Kedua, kalangan muda NU menemukan piranti baru untuk membaca tradisi secara kritis seperti yang diusulkan Al-Jabiri dan Hasan Hanafi. Dengan piranti itu mereka meyakini bahwa untuk maju tidak harus meninggalkan tradisi, tapi justru berangkat dari tradisi itu.
Ketiga, kepeloporan dan kepemimpinan Gus Dur merupakan hal yang tidak dapat dinafikkan. Dari pemikiran Gus Dur ini mereka kemudian mendengungkan istilah-istilah seperti pribumisasi Islam, Islam Nusantara, dan Islam Indonesia.

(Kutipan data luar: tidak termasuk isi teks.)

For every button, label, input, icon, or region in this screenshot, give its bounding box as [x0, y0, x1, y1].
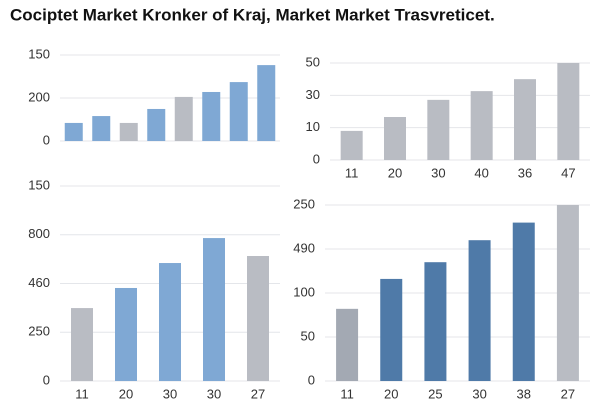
bar — [174, 96, 193, 141]
x-tick-label: 11 — [345, 165, 359, 180]
bar — [336, 308, 359, 381]
y-tick-label: 10 — [306, 119, 320, 134]
bar — [202, 91, 221, 141]
bar — [468, 240, 491, 381]
bar — [384, 116, 406, 160]
bar — [92, 116, 111, 141]
x-tick-label: 20 — [119, 386, 133, 400]
bar — [340, 130, 363, 160]
bar — [203, 238, 225, 381]
bar — [470, 91, 493, 160]
x-tick-label: 30 — [163, 386, 177, 400]
bar — [71, 308, 93, 381]
bar — [557, 63, 580, 160]
x-tick-label: 11 — [75, 386, 89, 400]
y-tick-label: 30 — [306, 87, 320, 102]
x-tick-label: 38 — [517, 386, 531, 400]
x-tick-label: 30 — [431, 165, 445, 180]
x-tick-label: 36 — [518, 165, 532, 180]
y-tick-label: 800 — [28, 226, 50, 241]
x-tick-label: 27 — [561, 386, 575, 400]
x-tick-label: 20 — [388, 165, 402, 180]
bar — [229, 82, 248, 141]
x-tick-label: 20 — [384, 386, 398, 400]
y-tick-label: 150 — [28, 46, 50, 61]
bar — [147, 108, 166, 141]
x-tick-label: 30 — [207, 386, 221, 400]
x-tick-label: 27 — [251, 386, 265, 400]
y-tick-label: 0 — [308, 372, 315, 387]
x-tick-label: 40 — [474, 165, 488, 180]
y-tick-label: 50 — [306, 54, 320, 69]
bar — [159, 263, 181, 381]
x-tick-label: 11 — [340, 386, 354, 400]
chart-title: Cociptet Market Kronker of Kraj, Market … — [10, 5, 495, 24]
y-tick-label: 200 — [28, 89, 50, 104]
bar — [247, 256, 269, 381]
x-tick-label: 47 — [561, 165, 575, 180]
bar — [119, 122, 138, 141]
bar — [512, 222, 535, 381]
y-tick-label: 150 — [28, 177, 50, 192]
y-tick-label: 0 — [43, 372, 50, 387]
x-tick-label: 25 — [428, 386, 442, 400]
x-tick-label: 30 — [472, 386, 486, 400]
bar — [427, 99, 450, 160]
y-tick-label: 490 — [293, 240, 315, 255]
y-tick-label: 0 — [43, 132, 50, 147]
bar — [257, 65, 276, 141]
bar — [64, 122, 83, 141]
y-tick-label: 50 — [301, 328, 315, 343]
bar — [424, 262, 447, 381]
y-tick-label: 460 — [28, 275, 50, 290]
bar — [514, 79, 536, 160]
y-tick-label: 250 — [28, 324, 50, 339]
bar — [380, 278, 403, 381]
y-tick-label: 0 — [313, 151, 320, 166]
y-tick-label: 250 — [293, 196, 315, 211]
bar — [115, 287, 137, 381]
bar — [556, 205, 579, 381]
y-tick-label: 100 — [293, 284, 315, 299]
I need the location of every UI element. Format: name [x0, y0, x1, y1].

Protesnamisme Islam ala Muhammadiyah  
Menurut Mulkhan, gerakan reformasi keagamaan yang dicanangkan Muhammadiyah, pada tingkat tertentu, memiliki kemiripan dengan Reformasi Protestan di Eropa. Beberapa prinsip-prinsip dasar dari kedua gerakan ini yang menjadikan Saya berasumsi bahwa hal itulah yang menjadi dasar nalar Islam Muhammadiyah. Beberapa prinsip tersebut yaitu:
Pertama, Muhammadiyah mengajarkan tentang pentingnya skripturalisme dengan slogannya “kembali ke Al-Quran dan As-Sunnah.” Dengan demikian, Al-Quran dan As-Sunnah diletakkan sebagai sumber utama otoritas dan legitimasi.
Kedua, tidak adanya sistem perantara antara hamba dan Allah. Karena Muhammadiyah muncul di lingkungan budaya Jawa yang sinkretik, maka sistem reformasinya dapat dilihat dari usaha purifikasi Islam dari unsur magis atau yang lebih dikenal dengan TBC (takhayul, bid’ah, dan khurafat).
Ketiga, mendasarkan kehidupan pada kalkulasi rasional dan perilaku hidup asketis di dunia modern. Hal ini dapat dilihat dari konsep tasawuf modern yang dikembangkan oleh Hamka.
Keempat, spirit rasional diyakini sebagai sumber kemajuan. Untuk itu, Muhammadiyah memandang sikap taqlid sebagai sumber kemunduran/kemandegan dan harus diganti dengan tradisi pemikiran rasional dan independen (ijtihad).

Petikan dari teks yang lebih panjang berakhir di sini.